When X-Ray and Ultrasound Join Forces
A pulse of ultrasound traveling through a solid is attenuated as it goes and is reflected and/or transmitted by material interfaces. An x-ray beam is also attenuated but ignores material interfaces. An ultrasonic pulse must be inserted at 90° to the surface, but x-ray can be inserted at almost any angle. The usefulness of these and other differences is described by Tom Adams, consultant, Nordson SONOSCAN
A pulse of ultrasound is speeding through a layer of copper at a speed around 4700 meters per second. As it moves, the pulse is mildly attenuated - meaning that it is gradually losing energy (amplitude). Suddenly it runs smack into a layer of cured epoxy. One portion of the pulse sails right across the interface between the two solids and keeps going into the epoxy. The other portion is reflected back, at the same speed with which it arrived, to the transducer that launched the pulse.
An x-ray beam travels through the same copper layer. Like the pulse of ultrasound, it is somewhat attenuated by the copper through which it is moving. When it runs into the wall of cured epoxy, the x-ray beam keeps right on moving; none of it is reflected. What does change is the rate of attenuation, because the beam is now traveling through a different material.
When both an x-ray system and an acoustic micro imaging tool are used on the same sample, examining both images can give information that can shed light on quality control or failure analysis questions. Neither energy form causes any physical damage to the part, and it is hard to think of a physical anomaly that can hide from both.
Because it is part of the electromagnetic spectrum, an x-ray beam’s velocity through a material is so high it requires no attention. When imaging a sample, the size of the beam fired from the x-ray tube expands as it moves. The x-y area of the image (magnification) is adjusted by changing the distance to the target.
The speed of ultrasound through a solid is many orders of magnitude less than the speed of an x-ray beam.
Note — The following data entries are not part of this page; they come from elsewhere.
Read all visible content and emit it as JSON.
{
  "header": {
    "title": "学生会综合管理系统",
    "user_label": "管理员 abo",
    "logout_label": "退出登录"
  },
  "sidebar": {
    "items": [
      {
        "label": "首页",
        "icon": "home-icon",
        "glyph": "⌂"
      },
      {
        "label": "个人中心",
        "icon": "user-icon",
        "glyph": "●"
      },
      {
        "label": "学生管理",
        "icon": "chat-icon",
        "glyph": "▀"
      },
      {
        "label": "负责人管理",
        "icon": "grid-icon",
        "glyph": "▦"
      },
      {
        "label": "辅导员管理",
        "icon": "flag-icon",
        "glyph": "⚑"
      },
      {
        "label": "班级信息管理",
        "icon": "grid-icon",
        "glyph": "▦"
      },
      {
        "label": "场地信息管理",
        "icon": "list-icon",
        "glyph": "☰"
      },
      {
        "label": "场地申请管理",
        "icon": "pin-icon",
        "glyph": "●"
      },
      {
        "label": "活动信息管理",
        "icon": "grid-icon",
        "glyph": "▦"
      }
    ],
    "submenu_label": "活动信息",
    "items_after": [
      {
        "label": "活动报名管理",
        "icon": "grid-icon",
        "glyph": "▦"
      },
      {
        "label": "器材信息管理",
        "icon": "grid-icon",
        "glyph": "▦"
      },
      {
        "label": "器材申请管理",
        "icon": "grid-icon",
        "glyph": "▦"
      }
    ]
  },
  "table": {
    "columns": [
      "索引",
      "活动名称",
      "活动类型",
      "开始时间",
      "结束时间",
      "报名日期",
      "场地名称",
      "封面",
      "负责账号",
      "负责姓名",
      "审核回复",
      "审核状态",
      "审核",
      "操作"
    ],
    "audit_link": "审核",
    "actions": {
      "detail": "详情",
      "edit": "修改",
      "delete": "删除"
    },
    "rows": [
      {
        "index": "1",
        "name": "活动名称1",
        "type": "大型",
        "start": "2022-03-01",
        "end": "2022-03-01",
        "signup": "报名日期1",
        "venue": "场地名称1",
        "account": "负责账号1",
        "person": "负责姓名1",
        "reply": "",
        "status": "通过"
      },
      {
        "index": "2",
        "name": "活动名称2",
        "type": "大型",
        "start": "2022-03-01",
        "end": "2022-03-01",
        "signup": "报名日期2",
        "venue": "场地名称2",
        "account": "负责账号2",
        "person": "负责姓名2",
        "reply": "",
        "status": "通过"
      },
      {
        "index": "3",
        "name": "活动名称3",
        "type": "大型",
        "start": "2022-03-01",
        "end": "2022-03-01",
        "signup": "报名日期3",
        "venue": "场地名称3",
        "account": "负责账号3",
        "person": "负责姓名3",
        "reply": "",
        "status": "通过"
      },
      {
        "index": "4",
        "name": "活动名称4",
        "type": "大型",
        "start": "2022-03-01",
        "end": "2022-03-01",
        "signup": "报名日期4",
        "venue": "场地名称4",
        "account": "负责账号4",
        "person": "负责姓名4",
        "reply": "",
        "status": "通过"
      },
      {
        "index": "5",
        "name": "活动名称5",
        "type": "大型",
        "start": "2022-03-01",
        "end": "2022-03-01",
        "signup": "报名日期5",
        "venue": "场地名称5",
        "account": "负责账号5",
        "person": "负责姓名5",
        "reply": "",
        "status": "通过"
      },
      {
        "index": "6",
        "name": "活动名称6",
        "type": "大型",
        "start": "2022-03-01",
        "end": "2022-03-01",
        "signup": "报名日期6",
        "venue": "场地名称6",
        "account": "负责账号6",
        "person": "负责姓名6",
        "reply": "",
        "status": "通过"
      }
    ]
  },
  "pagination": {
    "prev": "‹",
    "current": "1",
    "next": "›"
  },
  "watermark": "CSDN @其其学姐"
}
A 100 MHz pulse, for example, moves through mold compound at about 3,000 meters per second. And ultrasound is launched not as a continuous beam, but as a pulse whose return echo represents an interface area measured in microns. The echo will become one pixel in the visible acoustic image. The transducer launches thousands of pulses per second as it scans, and, where there is an interface in the line of fire, collects thousands of echoes per second.
Figure 1: Air gaps in this PEM are red and yellow because they reflect nearly all of the ultrasound. Black regions reflect none.
Figure 1 is the acoustic image of a plastic encapsulated microcircuit (PEM) made by a Nordson SONOSCAN C-SAM acoustic micro imaging tool. The image was made by accepting for imaging echoes whose arrival times indicated that they originated in a vertical gate ranging from a short distance above the die face to the die attach level. Echoes originating above or below this gate were not accepted. The wires leading from the die to the lead fingers are within the gate, but they are very thin and have a circular cross section that scatters ultrasound. The result is that they reflect too little ultrasound at this frequency to be imaged.
Where no echoes were received (between the lead fingers, for example) the pixels are black. The color map along the left side of the image indicates that the echoes reflecting nearly all of the launched pulse are red. The circular red-yellow feature surrounding the die is a crack through the mold compound surrounding the die. The distal ends of most of the lead fingers are also red and yellow.
To the southeast of the circular crack is a curved black area that looks like an optical shadow - but this is an acoustic image. What happened is this: as the crack traveled upward, its path became more vertical. Where it is somewhat level, the crack reflects nearly all of the arriving pulse, and the crack is red. Where the crack becomes more vertical, the crack is yellow (the next color up on the color map at left). Where the path became even steeper, all of the pulse was deflected (echoed) at an angle and no echo was sent upward to the transducer, so the pixels in this area are black (no signal received).